Detroit bankruptcy judge ok's swaps settlement; says "now is the time to negotiate"
Judge Steven Rhodes approved a key settlement in Detroit’s historic bankruptcy case Friday.
The deal will settle a costly interest-rate swaps agreement with two banks, UBS and Bank of America, for $85 million.
Emergency manager Kevyn Orr has pushed hard for such a deal. Detroit had guaranteed the swaps with casino revenue, and paid out about $200 million since 2009.
Now, the city will get direct access to its casino revenues—money Orr says is crucial to Detroit’s restructuring in bankruptcy. The city will pay the banks $4.2 million a month until 2015.
This was the city’s third attempt to settle the matter. Judge Rhodes had rejected two previous settlement offers as overly-generous to the banks.
Some creditors, including a major bond insurer and a committee representing city retirees, objected to the deal.
They argued that the underlying financial transaction was illegal to begin with. And they said state law prohibited using casino revenues as loan collateral.
But Doug Bernstein, a bankruptcy attorney with the law firm Plunkett Cooney, says Judge Rhodes was right to reject those arguments.
Bernstein says it essentially doesn’t matter if the underlying transactions are legally disputed.
“That’s what settlements are all about—so you don’t have to litigate. Litigation has a lot of risk,” Bernstein said, calling this deal “a prudent use of negotiation.”
In his ruling from the bench, Judge Rhodes also urged Detroit’s other creditors to settle up with the city, too.
“Now is the time to negotiate,” Rhodes said, calling for “a spirit of cooperation…[in] all out, good faith mediation.”

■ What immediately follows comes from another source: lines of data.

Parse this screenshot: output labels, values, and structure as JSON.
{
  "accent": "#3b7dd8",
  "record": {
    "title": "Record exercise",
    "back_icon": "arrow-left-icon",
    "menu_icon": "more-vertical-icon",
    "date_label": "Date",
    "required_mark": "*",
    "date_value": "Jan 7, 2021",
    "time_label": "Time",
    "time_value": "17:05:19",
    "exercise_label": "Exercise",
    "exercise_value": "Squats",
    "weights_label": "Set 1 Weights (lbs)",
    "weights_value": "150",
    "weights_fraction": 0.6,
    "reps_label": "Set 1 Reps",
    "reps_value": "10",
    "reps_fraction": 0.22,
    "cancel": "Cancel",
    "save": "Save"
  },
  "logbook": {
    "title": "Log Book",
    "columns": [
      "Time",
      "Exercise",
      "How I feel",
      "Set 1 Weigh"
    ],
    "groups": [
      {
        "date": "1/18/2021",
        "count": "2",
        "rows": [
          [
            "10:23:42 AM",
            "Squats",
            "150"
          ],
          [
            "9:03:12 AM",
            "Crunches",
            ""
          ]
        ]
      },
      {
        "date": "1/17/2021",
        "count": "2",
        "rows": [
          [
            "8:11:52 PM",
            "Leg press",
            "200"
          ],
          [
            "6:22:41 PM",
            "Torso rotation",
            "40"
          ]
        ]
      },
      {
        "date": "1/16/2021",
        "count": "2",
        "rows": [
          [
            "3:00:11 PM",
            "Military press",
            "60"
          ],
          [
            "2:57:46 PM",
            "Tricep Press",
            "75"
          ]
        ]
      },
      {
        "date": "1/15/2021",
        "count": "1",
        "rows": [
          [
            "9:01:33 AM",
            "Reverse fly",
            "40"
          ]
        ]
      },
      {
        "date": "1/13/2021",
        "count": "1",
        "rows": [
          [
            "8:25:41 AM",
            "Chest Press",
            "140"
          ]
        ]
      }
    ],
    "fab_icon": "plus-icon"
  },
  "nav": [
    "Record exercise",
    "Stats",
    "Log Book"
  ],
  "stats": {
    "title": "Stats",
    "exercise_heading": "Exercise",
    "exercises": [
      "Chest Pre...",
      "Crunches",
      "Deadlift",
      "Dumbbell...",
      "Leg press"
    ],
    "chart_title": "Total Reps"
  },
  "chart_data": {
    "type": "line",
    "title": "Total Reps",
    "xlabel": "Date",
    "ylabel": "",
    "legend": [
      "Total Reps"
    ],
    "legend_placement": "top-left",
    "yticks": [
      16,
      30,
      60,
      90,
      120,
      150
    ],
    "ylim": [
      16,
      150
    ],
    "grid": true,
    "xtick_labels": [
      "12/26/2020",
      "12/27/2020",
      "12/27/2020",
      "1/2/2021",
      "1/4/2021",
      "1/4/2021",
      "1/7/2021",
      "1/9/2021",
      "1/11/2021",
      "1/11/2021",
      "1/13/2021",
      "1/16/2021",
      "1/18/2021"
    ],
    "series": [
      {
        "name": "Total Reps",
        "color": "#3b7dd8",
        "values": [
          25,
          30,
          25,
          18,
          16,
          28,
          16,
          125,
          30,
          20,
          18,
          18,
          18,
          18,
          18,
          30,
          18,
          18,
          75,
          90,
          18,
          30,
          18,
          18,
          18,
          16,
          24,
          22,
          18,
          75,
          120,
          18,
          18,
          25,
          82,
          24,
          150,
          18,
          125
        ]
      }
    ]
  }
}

Rhodes also noted that in approving this settlement, the city can now pursue what’s called a “cram-down” course in the bankruptcy process.
As part of the settlement, Bank of America and UBS have agreed not to object to Detroit’s blueprint for exiting bankruptcy, formally known as a “plan of adjustment.”
That means Judge Rhodes can approve the plan of adjustment even if all other creditors object—opening the door to speed the bankruptcy process along.
Earlier this week, most of the city’s unsecured bondholders agreed to a settlement worth $287.5 million—meaning they’ll be paid off at almost 75 cents on the dollar.
That leaves Detroit retirees as by far the biggest group of creditors who have yet to reach a settlement with the city. Orr has proposed up to 34% cuts for some retirees, if they don’t settle, or vote to approve the city’s plan of adjustment.
Bernstein said Rhodes issued a clear warning with his remarks from the bench.
“Now’s the time, rather than waiting until later [to settle] when the deal may not be as good,” Bernstein said.